Entries tagged 'job searching'
Stuck on repeat
The job search continues and continues to wear on my soul.
I got a rejection for a job this week that was frustrating because it came about two weeks later than they said I would be hearing back. That there was no hint of an apology for this makes me more frustrated because it is the sort of courtesy that would have cost them absolutely nothing.
My feelings are pretty mixed. I wouldn’t have called it my dream position, but it looked like a compelling challenge that would have lined up with a number of my interests in a way that I never really expected to find. But there were some red flags about the company that I had talked myself into accepting. Maybe it is all for the best.
Meanwhile, I continue to apply, I continue to learn, I continue to try.
Second verse, same as the first
A disheartening thing about the job market right now is that it feels very stagnant, and I find myself coming across job listings that I skipped over earlier because it fell outside of the parameters I really need or want, but decide it’s time to just go ahead and apply to it and see what happens.
And then I notice that I actually did apply to it some weeks or months ago, and just never heard anything back.
I interviewed with a company recently that ended up deciding to not hire anyone right now.
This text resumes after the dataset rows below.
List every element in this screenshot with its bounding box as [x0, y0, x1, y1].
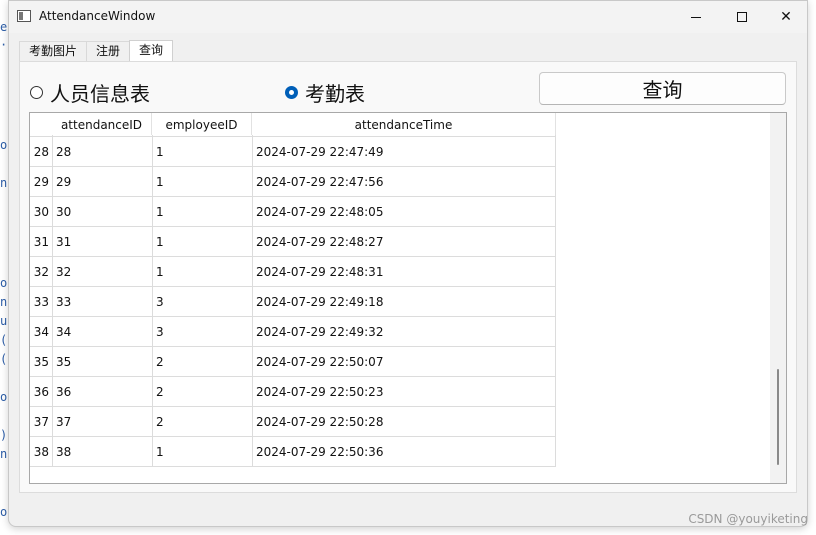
- query-button[interactable]: 查询: [539, 72, 786, 105]
- radio-unchecked-icon: [30, 86, 43, 99]
- minimize-icon: [691, 16, 701, 18]
- table-corner-button[interactable]: [30, 113, 52, 135]
- table-cell[interactable]: 37: [52, 407, 152, 436]
- csdn-watermark: CSDN @youyiketing: [688, 512, 808, 526]
- table-cell[interactable]: 1: [152, 137, 252, 166]
- row-number-header[interactable]: 34: [30, 317, 52, 346]
- tab-query[interactable]: 查询: [129, 40, 174, 61]
- background-code-fragment: ): [0, 428, 8, 442]
- row-number-header[interactable]: 36: [30, 377, 52, 406]
- table-cell[interactable]: 2024-07-29 22:49:18: [252, 287, 556, 316]
- table-cell[interactable]: 2024-07-29 22:48:31: [252, 257, 556, 286]
- table-row[interactable]: 38 38 1 2024-07-29 22:50:36: [30, 437, 556, 467]
- table-cell[interactable]: 35: [52, 347, 152, 376]
- table-cell[interactable]: 34: [52, 317, 152, 346]
- tab-bar: 考勤图片 注册 查询: [19, 40, 174, 61]
- maximize-button[interactable]: [719, 1, 765, 33]
- table-cell[interactable]: 31: [52, 227, 152, 256]
- table-row[interactable]: 36 36 2 2024-07-29 22:50:23: [30, 377, 556, 407]
- table-cell[interactable]: 1: [152, 227, 252, 256]
- background-code-fragment: ·: [0, 38, 8, 52]
- radio-attendance-table-label: 考勤表: [305, 82, 365, 106]
- table-cell[interactable]: 3: [152, 287, 252, 316]
- scrollbar-thumb[interactable]: [777, 369, 779, 465]
- vertical-scrollbar[interactable]: [770, 113, 786, 483]
- table-row[interactable]: 33 33 3 2024-07-29 22:49:18: [30, 287, 556, 317]
- table-cell[interactable]: 32: [52, 257, 152, 286]
- background-code-fragment: (: [0, 352, 8, 366]
- table-cell[interactable]: 2024-07-29 22:50:07: [252, 347, 556, 376]
- row-number-header[interactable]: 38: [30, 437, 52, 466]
- row-number-header[interactable]: 28: [30, 137, 52, 166]
- table-cell[interactable]: 30: [52, 197, 152, 226]
- table-cell[interactable]: 1: [152, 437, 252, 466]
- minimize-button[interactable]: [673, 1, 719, 33]
- table-cell[interactable]: 2024-07-29 22:50:28: [252, 407, 556, 436]
- attendance-window: AttendanceWindow ✕ 考勤图片 注册 查询 人员信息表 考勤表 …: [8, 0, 808, 527]
- row-number-header[interactable]: 31: [30, 227, 52, 256]
- radio-employee-table-label: 人员信息表: [50, 82, 150, 106]
- row-number-header[interactable]: 35: [30, 347, 52, 376]
- row-number-header[interactable]: 29: [30, 167, 52, 196]
- table-cell[interactable]: 2024-07-29 22:49:32: [252, 317, 556, 346]
- table-cell[interactable]: 2024-07-29 22:47:56: [252, 167, 556, 196]
- table-row[interactable]: 34 34 3 2024-07-29 22:49:32: [30, 317, 556, 347]
- maximize-icon: [737, 12, 747, 22]
- background-code-fragment: (: [0, 333, 8, 347]
- table-row[interactable]: 30 30 1 2024-07-29 22:48:05: [30, 197, 556, 227]
- radio-employee-table[interactable]: 人员信息表: [30, 78, 150, 107]
- table-cell[interactable]: 2024-07-29 22:48:27: [252, 227, 556, 256]
- row-number-header[interactable]: 32: [30, 257, 52, 286]
- close-button[interactable]: ✕: [763, 1, 807, 33]
- query-tab-panel: 人员信息表 考勤表 查询 272712024-07-29 22:47:35282…: [19, 61, 797, 493]
- table-row[interactable]: 35 35 2 2024-07-29 22:50:07: [30, 347, 556, 377]
- table-cell[interactable]: 2: [152, 407, 252, 436]
- table-cell[interactable]: 28: [52, 137, 152, 166]
- table-cell[interactable]: 2024-07-29 22:50:36: [252, 437, 556, 466]
- table-cell[interactable]: 2024-07-29 22:48:05: [252, 197, 556, 226]
- window-title: AttendanceWindow: [39, 9, 156, 23]
- table-row[interactable]: 32 32 1 2024-07-29 22:48:31: [30, 257, 556, 287]
- tab-attendance-image[interactable]: 考勤图片: [19, 41, 88, 61]
- row-number-header[interactable]: 30: [30, 197, 52, 226]
- title-bar[interactable]: AttendanceWindow ✕: [9, 1, 807, 33]
- table-cell[interactable]: 1: [152, 197, 252, 226]
- table-body: 272712024-07-29 22:47:35282812024-07-29 …: [30, 113, 556, 467]
- table-cell[interactable]: 38: [52, 437, 152, 466]
- background-code-fragment: n: [0, 176, 8, 190]
- row-number-header[interactable]: 37: [30, 407, 52, 436]
- table-cell[interactable]: 2024-07-29 22:47:49: [252, 137, 556, 166]
- column-header-attendance-time[interactable]: attendanceTime: [252, 113, 556, 135]
- table-row[interactable]: 28 28 1 2024-07-29 22:47:49: [30, 137, 556, 167]
- table-header: attendanceID employeeID attendanceTime: [30, 113, 556, 135]
- table-cell[interactable]: 33: [52, 287, 152, 316]
- row-number-header[interactable]: 33: [30, 287, 52, 316]
- table-cell[interactable]: 1: [152, 257, 252, 286]
- column-header-employee-id[interactable]: employeeID: [152, 113, 252, 135]
- table-cell[interactable]: 2: [152, 377, 252, 406]
- table-cell[interactable]: 29: [52, 167, 152, 196]
- close-icon: ✕: [780, 9, 792, 25]
- radio-checked-icon: [285, 86, 298, 99]
- table-row[interactable]: 31 31 1 2024-07-29 22:48:27: [30, 227, 556, 257]
- table-viewport: 272712024-07-29 22:47:35282812024-07-29 …: [30, 113, 556, 483]
- column-header-attendance-id[interactable]: attendanceID: [52, 113, 152, 135]
- table-cell[interactable]: 1: [152, 167, 252, 196]
- table-row[interactable]: 37 37 2 2024-07-29 22:50:28: [30, 407, 556, 437]
- tab-register[interactable]: 注册: [86, 41, 131, 61]
- attendance-table-view[interactable]: 272712024-07-29 22:47:35282812024-07-29 …: [29, 112, 787, 484]
- table-cell[interactable]: 36: [52, 377, 152, 406]
- radio-attendance-table[interactable]: 考勤表: [285, 78, 365, 107]
- table-cell[interactable]: 2: [152, 347, 252, 376]
- app-window-icon: [17, 10, 31, 22]
- table-cell[interactable]: 2024-07-29 22:50:23: [252, 377, 556, 406]
- table-row[interactable]: 29 29 1 2024-07-29 22:47:56: [30, 167, 556, 197]
- table-cell[interactable]: 3: [152, 317, 252, 346]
I am grateful to have gone through the process at least, just getting to flex that muscle of talking to interviewers and doing some technical exercises.
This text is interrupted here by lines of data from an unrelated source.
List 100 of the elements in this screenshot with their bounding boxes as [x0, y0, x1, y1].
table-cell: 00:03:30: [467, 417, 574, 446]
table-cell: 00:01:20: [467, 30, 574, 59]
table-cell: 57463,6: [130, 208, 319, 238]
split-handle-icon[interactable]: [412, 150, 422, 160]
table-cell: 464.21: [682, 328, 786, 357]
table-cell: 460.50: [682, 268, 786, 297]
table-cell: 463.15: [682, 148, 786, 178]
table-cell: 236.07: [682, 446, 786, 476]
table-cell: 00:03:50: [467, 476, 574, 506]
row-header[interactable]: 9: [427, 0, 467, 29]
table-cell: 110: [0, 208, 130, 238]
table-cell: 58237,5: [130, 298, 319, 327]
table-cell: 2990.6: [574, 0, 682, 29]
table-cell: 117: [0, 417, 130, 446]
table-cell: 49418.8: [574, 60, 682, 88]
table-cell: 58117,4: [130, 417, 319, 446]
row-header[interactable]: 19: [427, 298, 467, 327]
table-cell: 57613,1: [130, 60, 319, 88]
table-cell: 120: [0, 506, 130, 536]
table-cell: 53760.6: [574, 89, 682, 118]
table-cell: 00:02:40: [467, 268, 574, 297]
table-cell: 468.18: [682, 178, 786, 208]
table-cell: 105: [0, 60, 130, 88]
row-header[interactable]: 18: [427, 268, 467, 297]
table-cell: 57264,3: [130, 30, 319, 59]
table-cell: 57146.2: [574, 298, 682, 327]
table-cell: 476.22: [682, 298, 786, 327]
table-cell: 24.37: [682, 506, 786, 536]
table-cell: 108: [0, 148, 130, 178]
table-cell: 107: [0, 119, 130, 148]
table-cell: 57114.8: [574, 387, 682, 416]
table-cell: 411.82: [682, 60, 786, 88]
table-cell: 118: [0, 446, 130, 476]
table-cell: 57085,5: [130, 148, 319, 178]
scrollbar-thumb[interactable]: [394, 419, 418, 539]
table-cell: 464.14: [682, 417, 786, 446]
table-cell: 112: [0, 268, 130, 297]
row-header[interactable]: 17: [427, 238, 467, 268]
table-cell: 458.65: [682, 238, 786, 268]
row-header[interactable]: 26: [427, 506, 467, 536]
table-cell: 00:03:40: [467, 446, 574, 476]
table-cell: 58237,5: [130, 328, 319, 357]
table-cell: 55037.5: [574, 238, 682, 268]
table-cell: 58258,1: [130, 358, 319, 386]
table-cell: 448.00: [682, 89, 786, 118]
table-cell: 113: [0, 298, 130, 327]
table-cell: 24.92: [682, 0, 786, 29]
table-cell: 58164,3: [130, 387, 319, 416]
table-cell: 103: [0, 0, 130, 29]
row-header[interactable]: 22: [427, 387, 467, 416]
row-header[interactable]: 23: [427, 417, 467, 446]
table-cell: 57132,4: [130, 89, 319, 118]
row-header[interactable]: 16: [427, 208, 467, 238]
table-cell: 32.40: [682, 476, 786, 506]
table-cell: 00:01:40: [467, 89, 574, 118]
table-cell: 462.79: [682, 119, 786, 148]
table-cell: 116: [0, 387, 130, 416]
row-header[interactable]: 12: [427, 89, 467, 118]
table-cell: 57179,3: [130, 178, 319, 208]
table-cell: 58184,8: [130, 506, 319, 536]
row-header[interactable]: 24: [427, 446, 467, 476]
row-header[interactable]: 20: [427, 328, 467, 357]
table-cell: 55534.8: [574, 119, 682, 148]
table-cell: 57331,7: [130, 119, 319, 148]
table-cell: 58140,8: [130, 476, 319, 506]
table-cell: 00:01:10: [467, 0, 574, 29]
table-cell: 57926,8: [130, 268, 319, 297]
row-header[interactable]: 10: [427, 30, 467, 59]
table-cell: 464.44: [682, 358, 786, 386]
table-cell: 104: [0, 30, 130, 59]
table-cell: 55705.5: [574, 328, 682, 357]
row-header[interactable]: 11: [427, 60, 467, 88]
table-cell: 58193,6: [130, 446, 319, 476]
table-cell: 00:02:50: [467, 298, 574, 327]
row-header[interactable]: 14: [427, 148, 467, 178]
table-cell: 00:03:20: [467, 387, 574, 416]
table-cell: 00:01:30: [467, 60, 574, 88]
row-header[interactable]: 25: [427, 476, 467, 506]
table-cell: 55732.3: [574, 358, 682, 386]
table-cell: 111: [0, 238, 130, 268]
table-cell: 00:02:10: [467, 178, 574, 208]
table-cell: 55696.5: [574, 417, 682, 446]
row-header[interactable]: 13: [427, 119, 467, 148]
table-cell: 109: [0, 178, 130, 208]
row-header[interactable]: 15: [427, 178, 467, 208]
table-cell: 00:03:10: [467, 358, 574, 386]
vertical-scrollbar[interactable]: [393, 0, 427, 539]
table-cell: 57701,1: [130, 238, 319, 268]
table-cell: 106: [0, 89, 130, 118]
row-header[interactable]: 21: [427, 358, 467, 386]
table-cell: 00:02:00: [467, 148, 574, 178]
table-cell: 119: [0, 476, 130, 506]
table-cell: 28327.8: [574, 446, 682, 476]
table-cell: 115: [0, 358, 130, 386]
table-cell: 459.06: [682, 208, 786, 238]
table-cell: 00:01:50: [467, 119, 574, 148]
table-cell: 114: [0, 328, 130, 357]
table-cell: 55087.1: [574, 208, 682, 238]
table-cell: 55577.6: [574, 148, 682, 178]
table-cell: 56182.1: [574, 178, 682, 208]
I continue to apply for other positions, riding that rollercoaster, and still somehow retaining some sense of optimism that the right opportunity is around the next bend.
But I still haven’t found what I’m looking for
I’m still looking for a job.
It is a new month, so I thought it was a good time to raise this flag again, despite it being a bad day to try and be honest and earnest on the internet.
I wish I was the sort of organized that allowed me to run down statistics of how many jobs I have applied to and how many interviews I have gone through other than to say it has been a lot and very few.
Last month I decided to start (re)developing my Python skills because that seems to be much more in demand than the PHP skills I can more obviously lay claim to. I made some contributions to an open source project, ArchiveBox: improving the importing tools, writing tests, and updating it to the latest LTS version of Django from the very old version it was stuck on. I also started putting together a Python library/tool to create a single-file version of an HTML file by pulling in required external resources and in-lining them; my way of learning more about the Python culture and ecosystem.
That and attending SCALE 21x really did help me realize how much I want to be back in the open source development space. I am certainly not dogmatic about it, but I believe to my bones that operating in a community is the best way to develop software.
I think my focus this month has to be on preparing for the “technical interview” exercises that are such a big of the tech hiring process these days, as much as I hate it. I think what makes me a valuable senior engineer is not that I can whip up code on demand for data structures and algorithms, but that I know how to put systems together, have a broader business experience that means I have a deeper of understanding of what matters, and can communicate well. But these tests seem to be an accepted and expected component of the interview process now, so it only makes sense to polish those skills.
(Every day this drags on, I regret my detour into opening a small business more. That debt is going to be a drag on the rest of my life, compounded by the huge weird hole it puts in my résumé.)